At a morning session, Cruz told Circuit Judge Elizabeth Scherer he didn’t want to take part in a hearing Friday concerning his alleged assault on a jail corrections officer. Scherer granted his request.
But a few hours later in a second hearing, Scherer said he had to stay and must show up for those that don’t involve purely legal or scheduling matters.
“I’m going to find that the defendant must be present for all substantive hearings,” Scherer said.
Cruz, 21, faces the death penalty if convicted in the February 2018 shooting that killed 17 people at Marjory Stoneman Douglas High School. His attorneys say he will plead guilty in exchange for a life prison sentence, but prosecutors have rejected that offer.
Cruz spoke briefly to answer the judge’s questions in the first hearing, wearing a red jail outfit and sporting longish bushy hair and oversize glasses. It marked his first court appearance in weeks.
In the second session, defense attorneys sought to show that prosecutors are rushing the case to trial while ignoring rules of procedure and evidence meant to protect Cruz’s constitutional rights.
For example, Assistant Public Defender Tamara Curtis said prosecutors filed defective notices that they planned to seek the death penalty and sought rulings from the judge to open access to certain kinds of evidence and witness statements, known broadly as discovery.
“The state is not completely aware of its discovery obligations,” Curtis said. “This is a capital case. Heightened standards of due process apply.”
But prosecutors insisted they were not violating any rights or rules and that defense lawyers have the ability themselves to find much of what they want.
“It is not our job under the case law to do their job for them. We don’t have to be the defense lawyers,” said Nicole Chiappone, an assistant state attorney.
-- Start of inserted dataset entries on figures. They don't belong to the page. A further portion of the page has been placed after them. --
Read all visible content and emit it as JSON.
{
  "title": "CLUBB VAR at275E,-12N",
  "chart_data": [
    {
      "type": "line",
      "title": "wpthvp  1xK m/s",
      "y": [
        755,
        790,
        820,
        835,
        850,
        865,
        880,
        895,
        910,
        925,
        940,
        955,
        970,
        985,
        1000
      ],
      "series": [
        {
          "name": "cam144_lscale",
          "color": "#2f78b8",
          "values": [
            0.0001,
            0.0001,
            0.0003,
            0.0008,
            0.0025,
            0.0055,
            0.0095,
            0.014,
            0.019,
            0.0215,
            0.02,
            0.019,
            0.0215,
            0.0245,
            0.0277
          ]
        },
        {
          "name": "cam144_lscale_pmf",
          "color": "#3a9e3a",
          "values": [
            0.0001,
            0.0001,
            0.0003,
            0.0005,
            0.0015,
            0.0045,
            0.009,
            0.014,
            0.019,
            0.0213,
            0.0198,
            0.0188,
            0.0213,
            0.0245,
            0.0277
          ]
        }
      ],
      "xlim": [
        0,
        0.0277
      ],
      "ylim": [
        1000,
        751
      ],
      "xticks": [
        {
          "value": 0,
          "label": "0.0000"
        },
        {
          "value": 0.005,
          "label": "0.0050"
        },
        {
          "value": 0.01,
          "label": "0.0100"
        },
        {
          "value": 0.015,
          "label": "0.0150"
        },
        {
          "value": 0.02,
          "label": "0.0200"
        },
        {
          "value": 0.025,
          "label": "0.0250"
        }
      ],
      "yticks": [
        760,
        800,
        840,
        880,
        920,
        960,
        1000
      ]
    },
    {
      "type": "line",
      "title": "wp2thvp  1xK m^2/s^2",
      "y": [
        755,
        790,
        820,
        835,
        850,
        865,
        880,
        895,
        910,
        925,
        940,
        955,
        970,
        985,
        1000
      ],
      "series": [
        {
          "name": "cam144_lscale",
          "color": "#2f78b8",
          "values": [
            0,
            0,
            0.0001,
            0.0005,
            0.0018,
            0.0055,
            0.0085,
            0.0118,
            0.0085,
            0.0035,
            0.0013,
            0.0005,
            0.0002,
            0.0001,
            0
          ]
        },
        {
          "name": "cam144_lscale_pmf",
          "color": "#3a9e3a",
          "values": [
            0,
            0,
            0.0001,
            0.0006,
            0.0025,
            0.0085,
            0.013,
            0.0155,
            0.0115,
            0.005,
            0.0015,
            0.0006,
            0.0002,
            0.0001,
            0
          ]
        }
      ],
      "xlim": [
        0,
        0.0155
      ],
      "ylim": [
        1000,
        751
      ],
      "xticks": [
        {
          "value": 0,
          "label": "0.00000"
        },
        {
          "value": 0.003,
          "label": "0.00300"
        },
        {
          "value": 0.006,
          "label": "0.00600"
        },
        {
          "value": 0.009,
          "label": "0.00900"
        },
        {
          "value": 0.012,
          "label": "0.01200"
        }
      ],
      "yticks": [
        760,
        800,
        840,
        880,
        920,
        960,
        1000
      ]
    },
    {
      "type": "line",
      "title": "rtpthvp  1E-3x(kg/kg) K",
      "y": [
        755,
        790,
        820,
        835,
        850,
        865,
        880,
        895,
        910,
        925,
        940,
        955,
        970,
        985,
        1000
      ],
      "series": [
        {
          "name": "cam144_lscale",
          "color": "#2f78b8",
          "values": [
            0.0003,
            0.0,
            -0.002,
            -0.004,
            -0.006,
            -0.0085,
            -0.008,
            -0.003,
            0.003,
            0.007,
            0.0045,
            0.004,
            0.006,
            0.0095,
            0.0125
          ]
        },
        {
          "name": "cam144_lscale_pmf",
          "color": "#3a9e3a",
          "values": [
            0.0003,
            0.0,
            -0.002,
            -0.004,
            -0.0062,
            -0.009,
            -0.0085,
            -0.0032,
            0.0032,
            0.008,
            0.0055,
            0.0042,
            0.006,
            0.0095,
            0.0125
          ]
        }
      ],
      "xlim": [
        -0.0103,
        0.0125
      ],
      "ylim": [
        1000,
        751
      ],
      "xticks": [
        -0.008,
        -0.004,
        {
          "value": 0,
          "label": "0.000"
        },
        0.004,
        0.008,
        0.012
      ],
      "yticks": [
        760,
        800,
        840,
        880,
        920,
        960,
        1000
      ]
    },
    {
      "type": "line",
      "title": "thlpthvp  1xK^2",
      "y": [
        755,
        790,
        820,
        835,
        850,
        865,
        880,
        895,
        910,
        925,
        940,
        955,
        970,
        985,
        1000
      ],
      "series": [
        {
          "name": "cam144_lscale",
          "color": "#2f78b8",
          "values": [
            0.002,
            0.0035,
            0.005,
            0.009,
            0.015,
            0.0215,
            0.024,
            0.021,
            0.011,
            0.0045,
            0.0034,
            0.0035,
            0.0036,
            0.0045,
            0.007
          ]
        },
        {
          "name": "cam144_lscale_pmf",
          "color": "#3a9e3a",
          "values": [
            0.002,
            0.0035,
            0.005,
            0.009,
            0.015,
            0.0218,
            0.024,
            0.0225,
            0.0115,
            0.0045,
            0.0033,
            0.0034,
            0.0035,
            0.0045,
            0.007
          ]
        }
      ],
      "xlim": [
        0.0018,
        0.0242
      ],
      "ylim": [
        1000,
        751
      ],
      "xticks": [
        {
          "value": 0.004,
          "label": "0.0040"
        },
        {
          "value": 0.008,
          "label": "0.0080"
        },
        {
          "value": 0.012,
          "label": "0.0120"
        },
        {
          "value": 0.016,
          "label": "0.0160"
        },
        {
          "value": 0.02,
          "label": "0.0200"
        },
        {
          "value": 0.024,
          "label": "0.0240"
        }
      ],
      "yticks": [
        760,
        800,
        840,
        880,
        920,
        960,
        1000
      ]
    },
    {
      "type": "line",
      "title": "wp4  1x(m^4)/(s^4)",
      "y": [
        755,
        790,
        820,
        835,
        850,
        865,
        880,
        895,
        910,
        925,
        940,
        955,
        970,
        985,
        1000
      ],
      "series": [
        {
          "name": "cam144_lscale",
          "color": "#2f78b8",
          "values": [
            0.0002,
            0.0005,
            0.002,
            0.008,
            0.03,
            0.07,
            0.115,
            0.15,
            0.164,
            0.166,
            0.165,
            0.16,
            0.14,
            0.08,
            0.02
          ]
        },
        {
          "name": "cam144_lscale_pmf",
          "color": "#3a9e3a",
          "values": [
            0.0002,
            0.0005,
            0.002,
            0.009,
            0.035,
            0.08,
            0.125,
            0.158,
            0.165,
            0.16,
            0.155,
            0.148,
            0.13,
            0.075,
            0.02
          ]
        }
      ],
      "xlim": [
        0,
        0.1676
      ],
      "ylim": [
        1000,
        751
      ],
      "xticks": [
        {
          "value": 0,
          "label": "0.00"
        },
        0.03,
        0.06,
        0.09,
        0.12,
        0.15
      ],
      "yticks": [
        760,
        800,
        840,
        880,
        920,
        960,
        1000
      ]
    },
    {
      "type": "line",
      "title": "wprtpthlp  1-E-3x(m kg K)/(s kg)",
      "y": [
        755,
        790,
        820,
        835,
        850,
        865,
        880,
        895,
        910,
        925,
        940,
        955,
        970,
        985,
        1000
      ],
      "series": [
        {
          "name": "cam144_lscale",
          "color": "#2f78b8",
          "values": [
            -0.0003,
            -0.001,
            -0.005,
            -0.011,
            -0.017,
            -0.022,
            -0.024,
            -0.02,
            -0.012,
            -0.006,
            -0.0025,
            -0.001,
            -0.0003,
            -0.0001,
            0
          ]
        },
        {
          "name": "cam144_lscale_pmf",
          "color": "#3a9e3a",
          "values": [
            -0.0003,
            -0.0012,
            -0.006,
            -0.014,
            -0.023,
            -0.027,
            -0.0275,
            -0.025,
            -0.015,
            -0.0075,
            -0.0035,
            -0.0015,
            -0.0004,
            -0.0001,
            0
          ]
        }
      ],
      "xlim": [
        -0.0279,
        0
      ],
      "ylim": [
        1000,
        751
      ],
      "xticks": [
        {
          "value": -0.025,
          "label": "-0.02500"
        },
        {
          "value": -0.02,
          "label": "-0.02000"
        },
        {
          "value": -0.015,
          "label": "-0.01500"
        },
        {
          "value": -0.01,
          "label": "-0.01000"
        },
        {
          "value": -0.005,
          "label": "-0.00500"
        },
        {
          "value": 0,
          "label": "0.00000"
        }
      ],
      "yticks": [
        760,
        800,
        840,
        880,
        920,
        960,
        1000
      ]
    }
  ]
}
Trial is set to begin with jury selection on Jan. 27, which is a quick pace for a death penalty case that stems from a mass killing less than two years old.
Gordon Weekes, an assistant public defender who is running for election to his office’s top job, said the rush to trial could lead to errors that might cause a conviction to be reversed.
“Then we’ll be back to square one and we’ll be doing this over again,” Weekes said.